The sinister motive behind the MOA
By Neal Cruz
Philippine Daily Inquirer
First Posted 01:15:00 08/06/2008 The question is, “Why?” Why is the administration of President Gloria Macapagal-Arroyo entering into an agreement with the Moro Islamic Liberation Front (MILF) that it knows it cannot implement? Many provisions of the Memorandum of Agreement (MOA) are unconstitutional. To be implemented, the Constitution will have to be changed and a federal system of government installed. The Constitution cannot be changed before the presidential election of 2010 because of lack of time. Therefore President Arroyo will be out of office before even the first steps of the MOA can begin to be implemented.
If provisions of the MOA are not implemented, the MILF can say the government negotiated in bad faith and declare independence because it already has all the elements of a state: government, people, territory and international recognition. So instead of peace, the MOA will bring instability and most probably violence.
And why are they so much in a hurry to have the MOA signed? It would have been signed Tuesday had not the Supreme Court issued a temporary restraining order. It really looks like the MOA was railroaded. There were no consultations before it was drafted. Local government officials were not consulted, the people of the areas to be affected were not consulted, Congress was not consulted.
The government said there will be consultations after the signing. What, consultations will be done after the agreement becomes a done deal? This is the first time I have heard of an agreement being concluded and signed before consultations with those to be affected are made. What if the people do not approve of the contents of the MOA? Can the done deal still be undone? Of course not.
The Arroyo administration suddenly came up with the announcement that a MOA would be signed in Malaysia within a few days. Very few even knew what the MOA contained; it was so secret. Hermogenes Esperon, the President’s peace adviser, distributed copies to generals during the weekend but not to the senators and congressmen. The Inquirer got a copy from one of the generals and published its contents last Monday, but many top public officials were in the dark about the provisions of the MOA. Most of them read it for the first time in the Inquirer. Why did the “peace” (?) panel, or the administration, behave that way?

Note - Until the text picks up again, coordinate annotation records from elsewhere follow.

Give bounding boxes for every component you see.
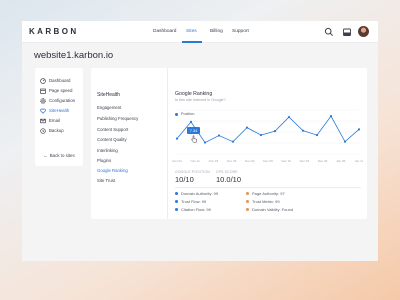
nav-dashboard[interactable]: Dashboard [153,29,176,34]
dashboard-icon [40,77,46,84]
x-tick-label: Jan 06 [336,159,345,163]
metric-dot [175,208,178,211]
metric-citation-flow: Citation Flow: 99 [175,207,211,212]
x-tick-label: Dec 30 [318,159,328,163]
menu-divider [167,68,168,219]
metric-label: Domain Validity: Found [252,207,294,212]
menu-content-quality[interactable]: Content Quality [97,137,127,142]
metric-label: Trust Metric: 99 [252,199,280,204]
left-nav-page-speed[interactable]: Page speed [40,86,72,95]
data-point[interactable] [217,134,221,137]
back-to-sites-label: Back to sites [49,153,75,158]
page-title: website1.karbon.io [34,50,114,61]
metric-label: Citation Flow: 99 [181,207,211,212]
data-point[interactable] [259,133,263,137]
google-position-label: GOOGLE POSITION [175,170,210,174]
nav-billing[interactable]: Billing [210,29,223,34]
metric-trust-metric: Trust Metric: 99 [246,199,280,204]
google-position-value: 10/10 [175,175,194,184]
backup-icon [40,127,46,134]
left-nav-label: Dashboard [49,78,71,83]
x-tick-label: Dec 09 [263,159,273,163]
metric-domain-validity: Domain Validity: Found [246,207,293,212]
app-window: KARBON Dashboard Sites Billing Support w… [22,21,378,261]
ranking-chart: Nov 04 Nov 11 Nov 18 Nov 25 Dec 02 Dec 09 Dec … [172,109,363,163]
panel-title: Google Ranking [175,91,213,97]
metric-dot [175,200,178,203]
gear-icon [40,97,46,104]
menu-google-ranking[interactable]: Google Ranking [97,168,128,173]
data-point[interactable] [273,130,277,133]
sitehealth-menu-title: SiteHealth [97,92,121,98]
left-nav-label: Configuration [49,98,76,103]
panel-subtitle: Is this site indexed in Google? [175,98,226,102]
x-tick-label: Nov 04 [172,159,182,163]
main-card: SiteHealth Engagement Publishing Frequen… [91,68,367,219]
data-point[interactable] [343,140,347,143]
search-icon[interactable] [324,27,334,37]
metric-page-authority: Page Authority: 97 [246,191,285,196]
x-tick-label: Dec 02 [245,159,255,163]
data-point[interactable] [245,126,249,129]
x-tick-label: Nov 11 [191,159,201,163]
left-nav-backup[interactable]: Backup [40,126,64,135]
cps-score-value: 10.0/10 [216,175,242,184]
x-tick-label: Nov 25 [227,159,237,163]
data-point[interactable] [175,137,179,140]
left-nav-label: Page speed [49,88,73,93]
menu-content-support[interactable]: Content Support [97,127,128,132]
metric-label: Page Authority: 97 [252,191,285,196]
nav-support[interactable]: Support [232,29,249,34]
data-point[interactable] [287,115,291,119]
nav-active-indicator [182,41,202,43]
left-nav-label: Backup [49,128,64,133]
left-nav-sitehealth[interactable]: SiteHealth [40,106,69,115]
x-tick-label: Jan 13 [354,159,363,163]
metric-dot [246,192,249,195]
arrow-left-icon: ← [43,153,48,158]
metric-domain-authority: Domain Authority: 99 [175,191,218,196]
cps-score-label: CPS SCORE [216,170,238,174]
metric-dot [246,208,249,211]
chart-tooltip: 7.34 [187,127,200,134]
data-point[interactable] [357,128,361,131]
data-point[interactable] [203,141,207,144]
metric-label: Domain Authority: 99 [181,191,219,196]
mail-icon [40,118,46,123]
section-divider [175,187,361,188]
menu-publishing-frequency[interactable]: Publishing Frequency [97,116,138,121]
series-line-position [176,115,360,144]
data-point[interactable] [301,129,305,132]
avatar[interactable] [358,26,369,37]
menu-engagement[interactable]: Engagement [97,105,121,110]
back-to-sites-button[interactable]: ← Back to sites [35,150,83,161]
x-tick-label: Nov 18 [209,159,219,163]
left-nav-label: SiteHealth [49,108,70,113]
top-bar: KARBON Dashboard Sites Billing Support [22,21,378,43]
metric-dot [246,200,249,203]
inbox-icon[interactable] [342,27,352,37]
calendar-icon [40,88,46,94]
data-point[interactable] [189,120,193,123]
metric-label: Trust Flow: 99 [181,199,207,204]
menu-site-trust[interactable]: Site Trust [97,178,115,183]
data-point[interactable] [315,133,319,137]
data-point[interactable] [329,115,333,118]
x-tick-label: Dec 16 [281,159,291,163]
left-nav-label: Email [49,118,60,123]
metric-dot [175,192,178,195]
nav-sites[interactable]: Sites [186,29,197,34]
x-tick-label: Dec 23 [300,159,310,163]
metric-trust-flow: Trust Flow: 99 [175,199,206,204]
logo[interactable]: KARBON [29,27,79,36]
data-point[interactable] [231,140,235,143]
left-nav-dashboard[interactable]: Dashboard [40,76,70,85]
menu-interlinking[interactable]: Interlinking [97,148,118,153]
left-nav-email[interactable]: Email [40,116,60,125]
left-nav-configuration[interactable]: Configuration [40,96,75,105]
menu-plugins[interactable]: Plugins [97,158,111,163]
heart-icon [40,108,46,114]
hand-cursor-icon [191,135,198,143]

At the Kapihan sa Manila media forum last Monday, past, present and future senators discussed the meaning of the developments surrounding the MOA. Former Senate President Franklin Drilon, Sen. Francis Escudero, and a future senator, Adel Tamano, a Muslim, speculated on the reasons behind the actions of the administration regarding the MOA and their conclusion is that the motive is very sinister.

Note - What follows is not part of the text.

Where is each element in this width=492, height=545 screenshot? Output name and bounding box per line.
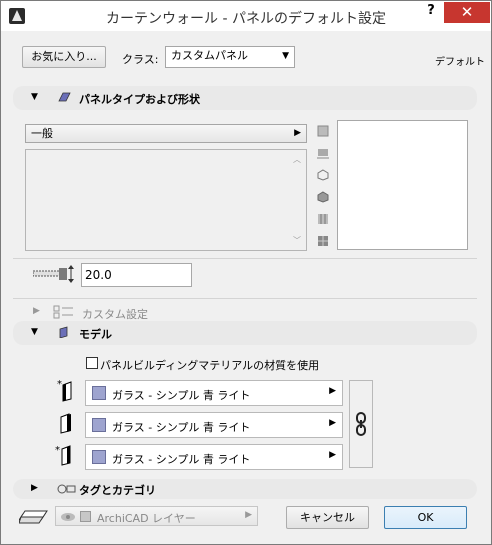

The reason for the secrecy and the haste, they said, is that they knew it would never pass scrutiny. They also speculated that the government knew that the MOA cannot be implemented and therefore it would bring instability and violence instead of peace. So why are they doing this?
Aha, it is a clever, roundabout way to keep Ms Arroyo in power.
If violence spreads in Mindanao (it has already started in Iligan City: A congressman there texted Drilon that armed Muslims invaded some “barangay” [neighborhood district] there and Christians have started arming themselves), the President can have an excuse to declare martial law in Mindanao. Then when some bombs explode in the Visayas, Luzon and Metro Manila (remember when a few bombings in the metropolis and the fake ambush of then-minister of defense Juan Ponce Enrile gave Ferdinand Marcos the excuse to declare martial law in 1972?), martial law can be declared in the whole country.
With martial rule, the President can rule by decree, elections can be suspended, and Ms Arroyo will stay in power—indefinitely, until martial law is lifted and new elections are called, by which time the rules may have been changed, including allowing Ms Arroyo to run for a third term.
Speculation, yes, but it is possible. And if it is possible, you cannot rule it out. And with Ms Arroyo, you never know what is brewing in that little brain of hers.
But why would she want to stay on when she has had nothing but problems since she became president by forcibly pushing President Joseph Estrada out with the connivance of the Supreme Court, and for which she became the most hated president the Philippines ever had? Because when she is no longer president, she would no longer be immune from suit, so she would be inundated with cases, especially for graft the penalty for which is capital punishment. So if you are in her place, what will you do? Will you not try to hold on to power for as long as you can?
With her latest caper, however, she may not be able to even finish her term. Drilon said ceding a part of Philippine territory to the MILF—as the MOA will do—is an impeachable offense. Sen. Aquilino Pimentel Jr., ironically the champion of federalism, has a stronger word for it: treason.
By the way, what will it do to our claim to Sabah? Will it be part of the ancestral domain of the Bangsamoro Juridical Entity? (Remember, it belongs to the Sultanate of Sulu, whose latest sultan complains that he was not consulted on the MOA.) Maybe not. Maybe we will finally lose Sabah. The MOA will be signed in Malaysia. Do you think Malaysia will allow the signing inside its territory of a document that will take away Sabah from its federation?